ECLI:NL:HR:2005:AT8184
Hoge Raad
- Cassatie
- L. Monné
- P.J. van Amersfoort
- C.J.J. van Maanen
- Rechtspraak.nl
Cassatieberoep inzake aanslag inkomstenbelasting en boetebeschikking
In deze zaak gaat het om een beroep in cassatie van belanghebbende X tegen de uitspraak van het Gerechtshof te 's-Gravenhage van 13 april 2004, waarin het Hof het verzet van belanghebbende tegen een eerdere uitspraak betreffende een aanslag in de inkomstenbelasting en een boetebeschikking ongegrond verklaarde. De aanslag en de boete waren opgelegd voor het jaar 2001 en waren door de Inspecteur gehandhaafd na bezwaar. Het Hof had het beroep van belanghebbende tegen de uitspraak van de Inspecteur niet-ontvankelijk verklaard wegens overschrijding van de beroepstermijn. Belanghebbende heeft vervolgens verzet aangetekend, maar dit werd door het Hof ongegrond verklaard.
De Hoge Raad heeft het beroep in cassatie gegrond verklaard.
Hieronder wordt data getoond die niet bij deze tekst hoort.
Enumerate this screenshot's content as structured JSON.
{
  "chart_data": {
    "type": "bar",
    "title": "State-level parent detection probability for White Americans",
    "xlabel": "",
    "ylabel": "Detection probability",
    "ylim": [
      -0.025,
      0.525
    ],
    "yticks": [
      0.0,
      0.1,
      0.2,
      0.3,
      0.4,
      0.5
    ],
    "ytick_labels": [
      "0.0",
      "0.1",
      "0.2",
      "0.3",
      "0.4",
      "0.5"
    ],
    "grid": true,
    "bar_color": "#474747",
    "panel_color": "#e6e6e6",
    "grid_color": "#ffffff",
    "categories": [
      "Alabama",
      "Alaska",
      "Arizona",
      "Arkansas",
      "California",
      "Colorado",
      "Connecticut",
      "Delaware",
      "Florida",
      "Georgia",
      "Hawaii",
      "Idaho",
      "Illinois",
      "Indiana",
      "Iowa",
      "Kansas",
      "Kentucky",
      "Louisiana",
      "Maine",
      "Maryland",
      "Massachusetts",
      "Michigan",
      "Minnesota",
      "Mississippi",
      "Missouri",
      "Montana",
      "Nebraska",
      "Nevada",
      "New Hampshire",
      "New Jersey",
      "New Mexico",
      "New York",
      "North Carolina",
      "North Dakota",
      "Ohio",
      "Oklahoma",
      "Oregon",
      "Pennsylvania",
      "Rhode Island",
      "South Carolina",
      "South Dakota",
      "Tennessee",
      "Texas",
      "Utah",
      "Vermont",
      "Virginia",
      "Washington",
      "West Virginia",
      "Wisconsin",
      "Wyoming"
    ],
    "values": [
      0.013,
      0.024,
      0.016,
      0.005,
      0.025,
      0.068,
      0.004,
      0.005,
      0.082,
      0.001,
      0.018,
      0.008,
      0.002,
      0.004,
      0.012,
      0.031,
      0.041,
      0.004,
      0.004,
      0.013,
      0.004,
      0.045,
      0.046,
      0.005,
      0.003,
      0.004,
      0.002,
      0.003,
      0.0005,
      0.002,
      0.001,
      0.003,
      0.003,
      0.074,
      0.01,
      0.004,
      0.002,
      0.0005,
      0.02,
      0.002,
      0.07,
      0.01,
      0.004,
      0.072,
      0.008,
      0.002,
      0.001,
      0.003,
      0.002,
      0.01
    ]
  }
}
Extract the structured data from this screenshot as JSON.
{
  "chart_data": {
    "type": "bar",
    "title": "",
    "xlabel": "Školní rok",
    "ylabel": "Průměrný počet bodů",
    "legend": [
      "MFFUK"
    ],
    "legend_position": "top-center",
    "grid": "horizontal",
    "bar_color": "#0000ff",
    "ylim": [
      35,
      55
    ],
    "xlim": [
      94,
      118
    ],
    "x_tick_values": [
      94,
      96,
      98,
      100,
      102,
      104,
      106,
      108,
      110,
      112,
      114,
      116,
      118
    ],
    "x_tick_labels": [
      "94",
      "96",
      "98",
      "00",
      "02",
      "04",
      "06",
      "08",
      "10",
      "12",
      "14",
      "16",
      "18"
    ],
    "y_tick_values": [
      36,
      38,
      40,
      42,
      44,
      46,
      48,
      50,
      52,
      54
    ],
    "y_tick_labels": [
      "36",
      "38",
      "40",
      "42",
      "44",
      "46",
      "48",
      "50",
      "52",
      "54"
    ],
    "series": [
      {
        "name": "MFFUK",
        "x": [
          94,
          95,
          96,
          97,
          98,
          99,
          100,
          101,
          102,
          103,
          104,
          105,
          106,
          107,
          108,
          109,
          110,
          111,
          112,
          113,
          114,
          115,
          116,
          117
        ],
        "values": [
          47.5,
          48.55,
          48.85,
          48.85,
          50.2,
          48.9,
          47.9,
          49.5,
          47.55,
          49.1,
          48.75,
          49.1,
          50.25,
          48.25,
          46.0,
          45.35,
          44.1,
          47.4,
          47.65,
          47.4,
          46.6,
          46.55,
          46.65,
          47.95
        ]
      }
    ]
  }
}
De uitspraak van het Hof werd vernietigd en de zaak werd verwezen naar het Gerechtshof te Amsterdam voor verdere behandeling. De Hoge Raad oordeelde dat het Hof niet had mogen overgaan tot ongegrondverklaring van het verzet zonder belanghebbende in de gelegenheid te stellen te worden gehoord. Dit is in strijd met de procedurele waarborgen die gelden bij het opleggen van een bestuurlijke boete. De Hoge Raad gelastte ook dat de Staat het griffierecht van € 102 aan belanghebbende vergoedt.
De uitspraak van de Hoge Raad benadrukt het belang van het horen van belanghebbenden in procedures waarin bestuurlijke boetes aan de orde zijn. De zaak zal nu verder behandeld worden door het Gerechtshof te Amsterdam, dat belanghebbende de gelegenheid moet geven om zijn verzet te bepleiten.